Im ersten Impuls zur aktuellen Klimaschutzpolitik aus kommunaler Sicht und dem „Herbst der Reformen“ fragte Dr. Christine Wilcken, stellvertretende Hauptgeschäftsführerin des Deutschen Städtetags, wie viel Ordnungspolitik der Klimaschutz tatsächlich brauche und welche Rahmenbedingungen Kommunen langfristig handlungsfähig machten. Die Lage sei dramatisch. Nur wenige Kommunen haben einen strukturell ausgeglichenen Haushalt. Sie erledigen „ein Viertel aller Aufgaben, während sie nur ein Siebtel aller staatlichen Einnahmen erhalten“. Diese Schere bremst Investitionen in Klimaschutz und Infrastruktur spürbar aus. Die 100 Milliarden Euro aus dem neuen Sondervermögen müssten spürbar bei den Kommunen ankommen. Investitionssicherheit, Klarheit und Feintuning: Für Städte, die in acht Monaten einen kommunalen Wärmeplan vorlegen müssen, sei ein verlässlicher regulatorischer Rahmen wichtig.

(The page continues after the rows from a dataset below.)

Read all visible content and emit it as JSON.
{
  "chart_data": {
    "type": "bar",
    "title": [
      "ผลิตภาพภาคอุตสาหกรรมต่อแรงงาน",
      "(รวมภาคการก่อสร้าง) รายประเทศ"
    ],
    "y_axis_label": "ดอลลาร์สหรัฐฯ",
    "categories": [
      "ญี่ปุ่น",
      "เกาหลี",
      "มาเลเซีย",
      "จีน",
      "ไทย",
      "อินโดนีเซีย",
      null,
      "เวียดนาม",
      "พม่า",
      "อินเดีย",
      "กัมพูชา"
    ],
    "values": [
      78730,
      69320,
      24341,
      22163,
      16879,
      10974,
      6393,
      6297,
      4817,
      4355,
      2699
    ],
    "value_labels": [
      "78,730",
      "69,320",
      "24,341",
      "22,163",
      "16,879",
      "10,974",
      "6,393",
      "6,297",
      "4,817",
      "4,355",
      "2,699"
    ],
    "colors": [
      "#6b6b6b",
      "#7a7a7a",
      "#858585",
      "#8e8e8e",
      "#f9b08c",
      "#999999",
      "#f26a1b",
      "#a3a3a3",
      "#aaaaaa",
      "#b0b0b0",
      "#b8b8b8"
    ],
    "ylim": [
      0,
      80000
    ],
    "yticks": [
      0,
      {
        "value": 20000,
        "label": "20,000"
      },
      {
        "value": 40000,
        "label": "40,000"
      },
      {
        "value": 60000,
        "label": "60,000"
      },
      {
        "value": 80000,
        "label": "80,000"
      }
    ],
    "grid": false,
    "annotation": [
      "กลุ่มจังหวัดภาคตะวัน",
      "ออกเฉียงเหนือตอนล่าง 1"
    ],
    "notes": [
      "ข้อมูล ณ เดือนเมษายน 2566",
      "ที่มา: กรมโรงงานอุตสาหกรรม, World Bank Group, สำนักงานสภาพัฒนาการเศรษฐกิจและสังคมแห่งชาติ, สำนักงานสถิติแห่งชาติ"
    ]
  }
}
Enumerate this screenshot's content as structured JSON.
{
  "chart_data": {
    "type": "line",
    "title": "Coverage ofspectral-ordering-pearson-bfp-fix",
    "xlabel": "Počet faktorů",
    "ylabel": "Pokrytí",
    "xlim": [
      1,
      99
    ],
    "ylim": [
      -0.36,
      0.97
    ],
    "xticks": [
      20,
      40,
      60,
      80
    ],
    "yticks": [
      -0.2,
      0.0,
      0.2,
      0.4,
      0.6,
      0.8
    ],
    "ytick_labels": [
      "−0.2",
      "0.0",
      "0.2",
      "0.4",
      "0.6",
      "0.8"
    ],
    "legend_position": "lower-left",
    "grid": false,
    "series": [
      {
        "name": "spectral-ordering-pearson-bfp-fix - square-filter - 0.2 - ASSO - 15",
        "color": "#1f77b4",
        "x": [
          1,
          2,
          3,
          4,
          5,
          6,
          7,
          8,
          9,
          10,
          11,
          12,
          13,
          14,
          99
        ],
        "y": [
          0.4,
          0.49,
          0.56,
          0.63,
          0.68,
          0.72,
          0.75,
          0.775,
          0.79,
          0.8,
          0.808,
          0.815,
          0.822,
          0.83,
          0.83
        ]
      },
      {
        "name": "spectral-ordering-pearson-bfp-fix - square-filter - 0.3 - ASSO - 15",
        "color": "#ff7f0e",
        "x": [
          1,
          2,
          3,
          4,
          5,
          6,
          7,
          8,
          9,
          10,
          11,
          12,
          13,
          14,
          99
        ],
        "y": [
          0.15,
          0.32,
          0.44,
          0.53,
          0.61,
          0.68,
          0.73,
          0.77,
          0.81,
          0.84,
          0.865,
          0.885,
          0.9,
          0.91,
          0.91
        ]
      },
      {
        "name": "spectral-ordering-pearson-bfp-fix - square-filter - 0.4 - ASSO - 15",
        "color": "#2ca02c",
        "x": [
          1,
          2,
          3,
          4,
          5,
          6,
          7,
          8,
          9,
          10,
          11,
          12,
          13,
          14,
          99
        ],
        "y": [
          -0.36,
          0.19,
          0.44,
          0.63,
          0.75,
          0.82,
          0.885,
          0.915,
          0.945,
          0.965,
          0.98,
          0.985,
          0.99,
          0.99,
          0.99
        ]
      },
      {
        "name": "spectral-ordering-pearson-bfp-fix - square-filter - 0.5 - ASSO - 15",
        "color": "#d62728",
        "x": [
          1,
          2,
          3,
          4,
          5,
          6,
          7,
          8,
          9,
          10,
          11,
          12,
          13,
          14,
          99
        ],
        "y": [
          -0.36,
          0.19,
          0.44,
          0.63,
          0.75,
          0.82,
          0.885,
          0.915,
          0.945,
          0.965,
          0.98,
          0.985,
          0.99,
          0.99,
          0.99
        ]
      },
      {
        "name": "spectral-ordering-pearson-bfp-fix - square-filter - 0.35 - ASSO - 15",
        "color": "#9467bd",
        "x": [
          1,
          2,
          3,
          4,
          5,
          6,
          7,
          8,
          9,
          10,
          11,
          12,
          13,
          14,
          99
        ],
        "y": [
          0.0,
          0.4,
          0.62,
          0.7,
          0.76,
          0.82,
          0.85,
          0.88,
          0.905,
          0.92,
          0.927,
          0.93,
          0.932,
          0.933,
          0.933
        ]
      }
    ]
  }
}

Anschließend stellte Dr. Felix Matthes, Forschungskoordinator beim Öko-Institut e. V., klar: „Die Energiewirtschaft ist auf Kurs.“ Wir kämen jedoch in eine neue Phase. „Klimaschutzpolitik wird künftig eine Diskussion über die Netzkosten sein.“ Nicht die Erzeugungskapazitäten, sondern die Leitungsinfrastrukturen werden zum neuen Hotspot der Energiewende. Statt Betriebskosten machen Kapitalkosten den Hauptanteil aus. Mit Blick auf den Investitionsberg vor 2030 warnte Matthes, dass sich die Debatten um Planung, Finanzierung und Responsivität der Netze drehen müssten. Technologieoffenheit sei zudem ein wichtiger Faktor. Nur so kann die Energiewende zu „überschaubaren Kosten“ und mit breiter Akzeptanz gelingen.

BBH-Partner Tobias Sengenberger betonte, in der Diskussion fehle oft die Frage, aus welchem Geschäftsmodell so viel verdient wird, dass der Kapitaldienst bedient werden kann. Der Wirtschaftsprüfer und Steuerberater rief die Stadtwerke dazu auf, „mit der Finanzierung der Energiewende zu beginnen, solange Sie Gewinne erzielen“. Zudem sei es wichtig zu wissen, wie Banken bei der Kreditvergabe vorgehen, wie Investitionen in erneuerbare Energien, Netze und Anlagen bewertet werden und welche Informationen im Nachhaltigkeitsbericht relevant sind. Denn es gehe für sie vor allem darum, Investitionen abzusichern. Deshalb empfahl er den Stadtwerken, mit Stakeholdern zu sprechen und ihren Bericht strukturiert aufzuarbeiten. 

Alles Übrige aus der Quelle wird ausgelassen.